I’ve traced the problem reported in the previous post. As I suspected, it is related to the type of file system on the microSD card. There appears to be an issue with the library routine that DSmaps invokes to create its working folder in the root of the microSD card. Using a little test program, I can consistently cause corruption when using FAT32 but never when using FAT16.
N.B. Most microSD cards come pre-formatted with the FAT16 file system, so unless you have re-formatted your card to FAT32, you will not be affected by this problem.
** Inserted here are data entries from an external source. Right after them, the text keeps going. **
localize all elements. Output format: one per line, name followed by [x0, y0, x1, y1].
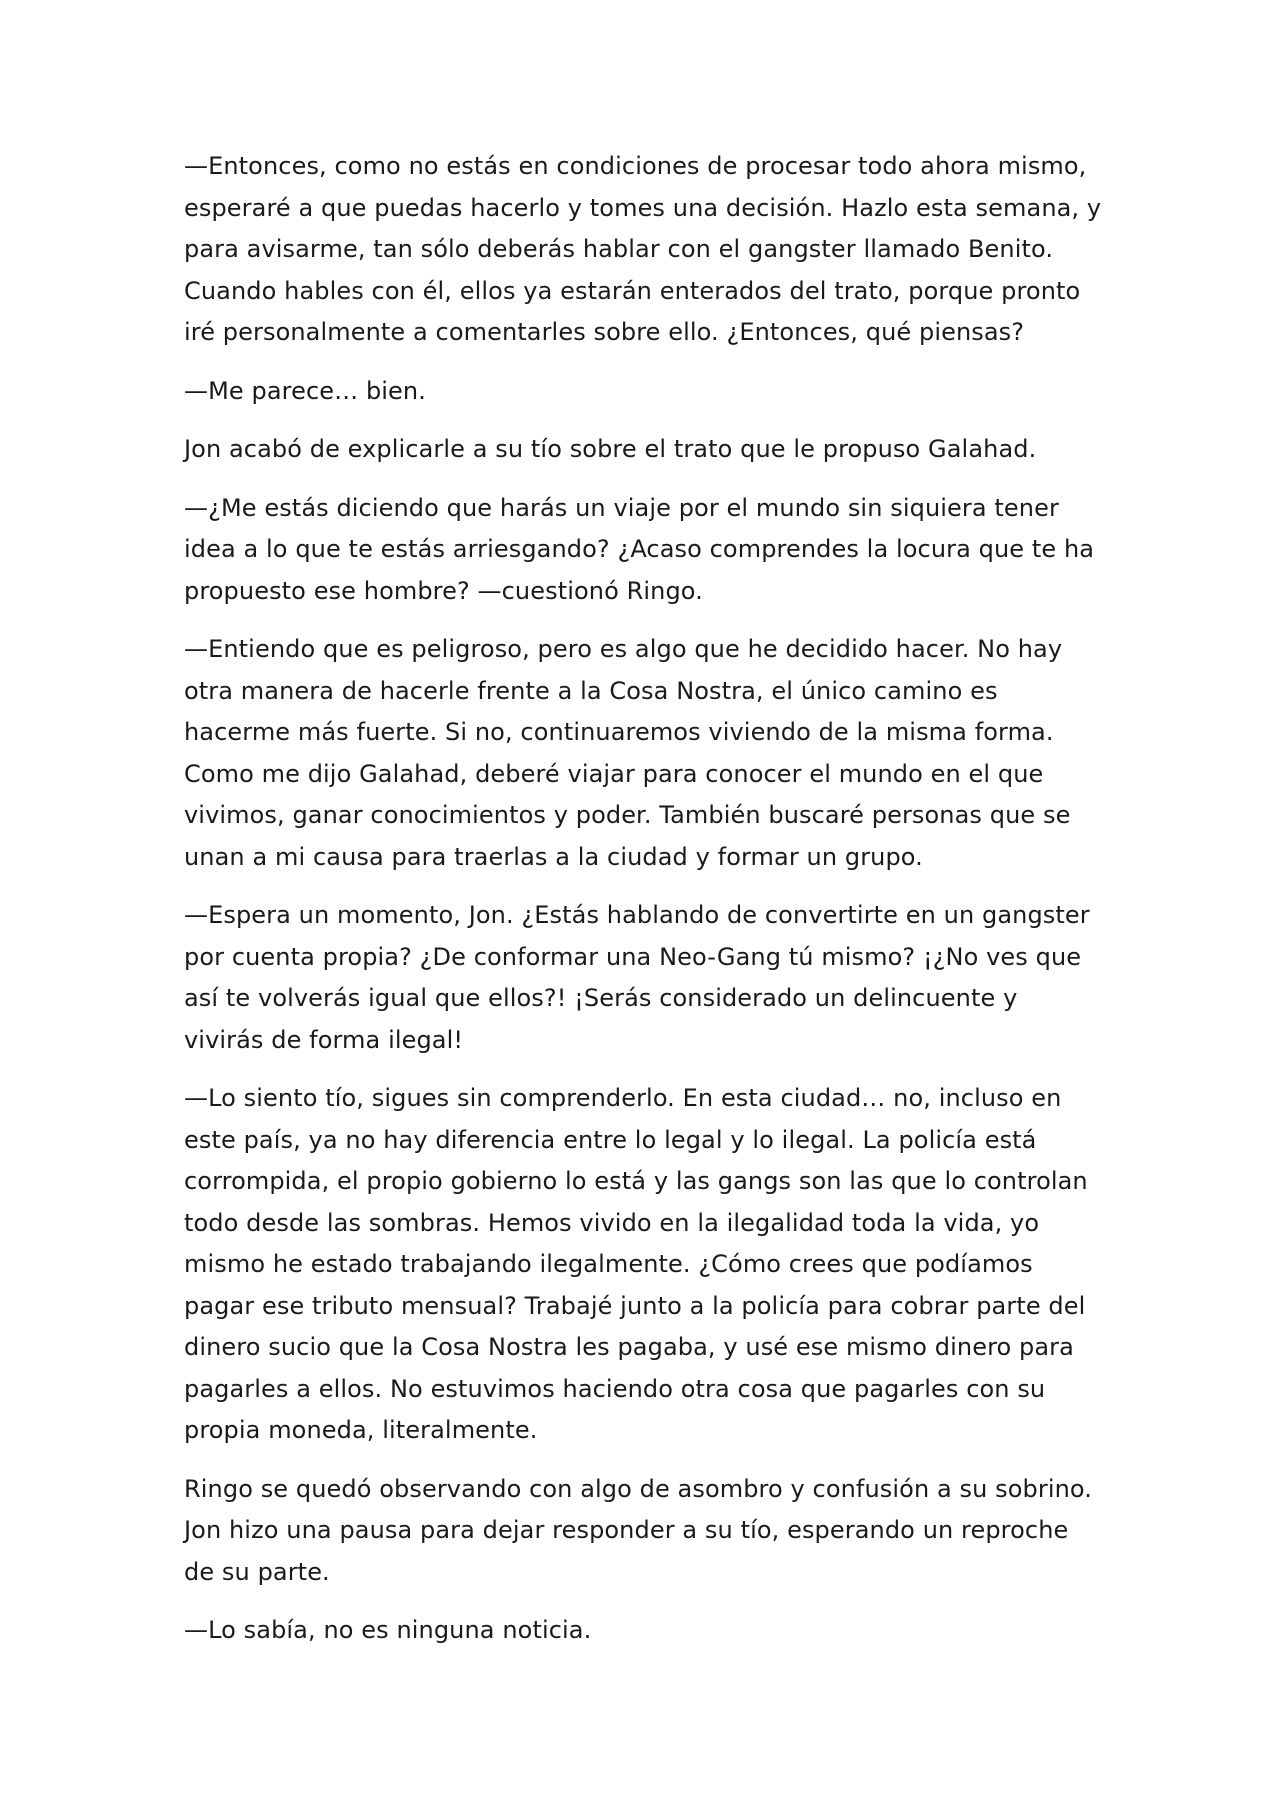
paragraph: —Lo sabía, no es ninguna noticia. — [184, 1616, 592, 1644]
paragraph: Ringo se quedó observando con algo de asombro y confusión a su sobrino. Jon hizo una pausa para dejar responder a su tío, esperando un reproche de su parte. — [184, 1474, 1093, 1586]
paragraph: —Espera un momento, Jon. ¿Estás hablando de convertirte en un gangster por cuenta propia? ¿De conformar una Neo-Gang tú mismo? ¡¿No ves que así te volverás igual que ellos?! ¡Serás considerado un delincuente y vivirás de forma ilegal! — [184, 901, 1090, 1054]
paragraph: —Lo siento tío, sigues sin comprenderlo. En esta ciudad… no, incluso en este país, ya no hay diferencia entre lo legal y lo ilegal. La policía está corrompida, el propio gobierno lo está y las gangs son las que lo controlan todo desde las sombras. Hemos vivido en la ilegalidad toda la vida, yo mismo he estado trabajando ilegalmente. ¿Cómo crees que podíamos pagar ese tributo mensual? Trabajé junto a la policía para cobrar parte del dinero sucio que la Cosa Nostra les pagaba, y usé ese mismo dinero para pagarles a ellos. No estuvimos haciendo otra cosa que pagarles con su propia moneda, literalmente. — [184, 1084, 1088, 1444]
paragraph: Jon acabó de explicarle a su tío sobre el trato que le propuso Galahad. — [184, 435, 1037, 463]
paragraph: —¿Me estás diciendo que harás un viaje por el mundo sin siquiera tener idea a lo que te estás arriesgando? ¿Acaso comprendes la locura que te ha propuesto ese hombre? —cuestionó Ringo. — [184, 493, 1095, 605]
paragraph: —Entonces, como no estás en condiciones de procesar todo ahora mismo, esperaré a que puedas hacerlo y tomes una decisión. Hazlo esta semana, y para avisarme, tan sólo deberás hablar con el gangster llamado Benito. Cuando hables con él, ellos ya estarán enterados del trato, porque pronto iré personalmente a comentarles sobre ello. ¿Entonces, qué piensas? — [184, 152, 1102, 346]
paragraph: —Me parece… bien. — [184, 376, 426, 405]
document-body — [184, 146, 1104, 1669]
paragraph: —Entiendo que es peligroso, pero es algo que he decidido hacer. No hay otra manera de hacerle frente a la Cosa Nostra, el único camino es hacerme más fuerte. Si no, continuaremos viviendo de la misma forma. Como me dijo Galahad, deberé viajar para conocer el mundo en el que vivimos, ganar conocimientos y poder. También buscaré personas que se unan a mi causa para traerlas a la ciudad y formar un grupo. — [184, 635, 1071, 871]
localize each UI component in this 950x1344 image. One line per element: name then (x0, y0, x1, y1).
That said, the standard caveats when using any pre-release software still apply.
To determine if you are affected, pop your microSD card into a PC and run the chkdsk command on the command line (if your card appears as the E: drive, the command syntax would be “chkdsk E:” – be careful to use the correct drive letter!). The first line of output from chkdsk will tell you the file system type, where “FAT” means that you’re using FAT16 and “FAT32” means you’re using FAT32. If file system corruption is reported, re-run the command in fix mode (following the previous example, the command syntax would be “chkdsk E: /F”).
I’ve contacted the original creator of the library I’m using, in an effort to get some help. With a bit of luck there will be a simple coding work-around, in which case I’ll issue a patched revision asap. In the meantime, if you are using FAT32 and want to try out DSmaps without re-formatting your card, simply create the DSMAPS working folder on your card before you start DSmaps for the first time – if the folder is already present I don’t need to create it so the problem doesn’t arise.